I had to work to get the book, too. I found it listed in the kiosk computer catalog as being in stock in the bookstore, but there was no shelf that fit the location given (Psychology - Family - Child Psychology). I asked one of the staff - let’s call her Retail Girl - and she went back to the staff kiosk and asked another of the staff (Retail Guy). I followed a little behind, but I was just in time to hear Retail Guy tell Retail Girl that the section was upstairs. She, however, wanted to look it up for me in her special staff kiosk computer catalog, and her computer said it wasn’t in stock.
When it comes to a choice between what I retrieved from a computer and what some random Retail Girl retrieved from a computer, I trust myself. It may sound snobbish, but considering that I was writing Basic before Retail Girl was writing English and that I had noticed the not-yet-published paperback version of the book listed under an entirely different section (Family and Education - Child Psychology), I decided to give Retail Guy’s directions a shot. So I went away in apparent despair, but turned at the escalator and checked out the second floor. There was indeed a Family - Child Psychology section there, and fortunately I knew to look around the autism books. Presto! So I got to blow $25 on the book despite the best efforts of Retail Girl to help me.

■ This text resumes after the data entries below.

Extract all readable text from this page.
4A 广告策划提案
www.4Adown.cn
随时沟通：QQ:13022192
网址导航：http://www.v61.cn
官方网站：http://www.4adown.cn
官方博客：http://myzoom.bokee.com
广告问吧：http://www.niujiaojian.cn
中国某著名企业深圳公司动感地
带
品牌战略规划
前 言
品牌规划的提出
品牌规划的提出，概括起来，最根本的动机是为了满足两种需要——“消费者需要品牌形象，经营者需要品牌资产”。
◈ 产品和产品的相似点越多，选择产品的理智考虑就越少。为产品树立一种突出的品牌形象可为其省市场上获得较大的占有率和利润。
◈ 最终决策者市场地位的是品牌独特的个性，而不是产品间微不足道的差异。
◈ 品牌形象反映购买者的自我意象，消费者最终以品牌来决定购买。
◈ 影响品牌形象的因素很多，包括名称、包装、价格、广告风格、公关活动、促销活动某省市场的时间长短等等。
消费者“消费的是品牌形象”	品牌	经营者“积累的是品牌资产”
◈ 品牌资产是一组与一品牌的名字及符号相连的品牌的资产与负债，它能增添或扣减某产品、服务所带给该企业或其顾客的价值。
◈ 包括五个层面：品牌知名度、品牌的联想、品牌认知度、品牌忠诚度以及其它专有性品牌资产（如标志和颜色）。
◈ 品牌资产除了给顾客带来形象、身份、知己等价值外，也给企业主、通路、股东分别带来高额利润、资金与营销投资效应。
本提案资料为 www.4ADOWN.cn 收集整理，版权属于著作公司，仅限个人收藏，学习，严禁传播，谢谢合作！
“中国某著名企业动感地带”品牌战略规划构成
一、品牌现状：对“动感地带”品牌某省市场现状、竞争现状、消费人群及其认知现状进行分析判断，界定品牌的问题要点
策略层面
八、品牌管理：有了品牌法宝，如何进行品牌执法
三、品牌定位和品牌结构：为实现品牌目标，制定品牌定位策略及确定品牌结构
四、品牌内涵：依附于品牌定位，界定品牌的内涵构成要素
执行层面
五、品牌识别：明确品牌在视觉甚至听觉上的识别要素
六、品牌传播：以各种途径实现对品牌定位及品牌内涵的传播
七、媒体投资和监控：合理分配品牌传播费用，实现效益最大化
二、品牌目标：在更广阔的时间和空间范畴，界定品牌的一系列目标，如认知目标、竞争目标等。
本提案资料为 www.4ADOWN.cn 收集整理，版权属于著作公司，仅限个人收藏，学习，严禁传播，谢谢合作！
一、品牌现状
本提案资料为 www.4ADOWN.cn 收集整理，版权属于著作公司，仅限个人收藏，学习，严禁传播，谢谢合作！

But I digress. Einstein syndrome refers to smart children who start talking significantly later than other toddlers, to the point where some can even read before they can talk. Sometimes they’re misdiagnosed with autism or attention deficit disorder. (It sounds to me like it’s related to Asperger’s Syndrome.) Sowell had a son with the Einstein syndrome; he wrote an earlier book about his son and others like him (Late-Talking Children) which was criticized for being anecdotal. This work is his scientific evidence.
I love comparative genetics and weird cognitive science; if I could only work more of that into the novel I wouldn’t be 5,000 words behind.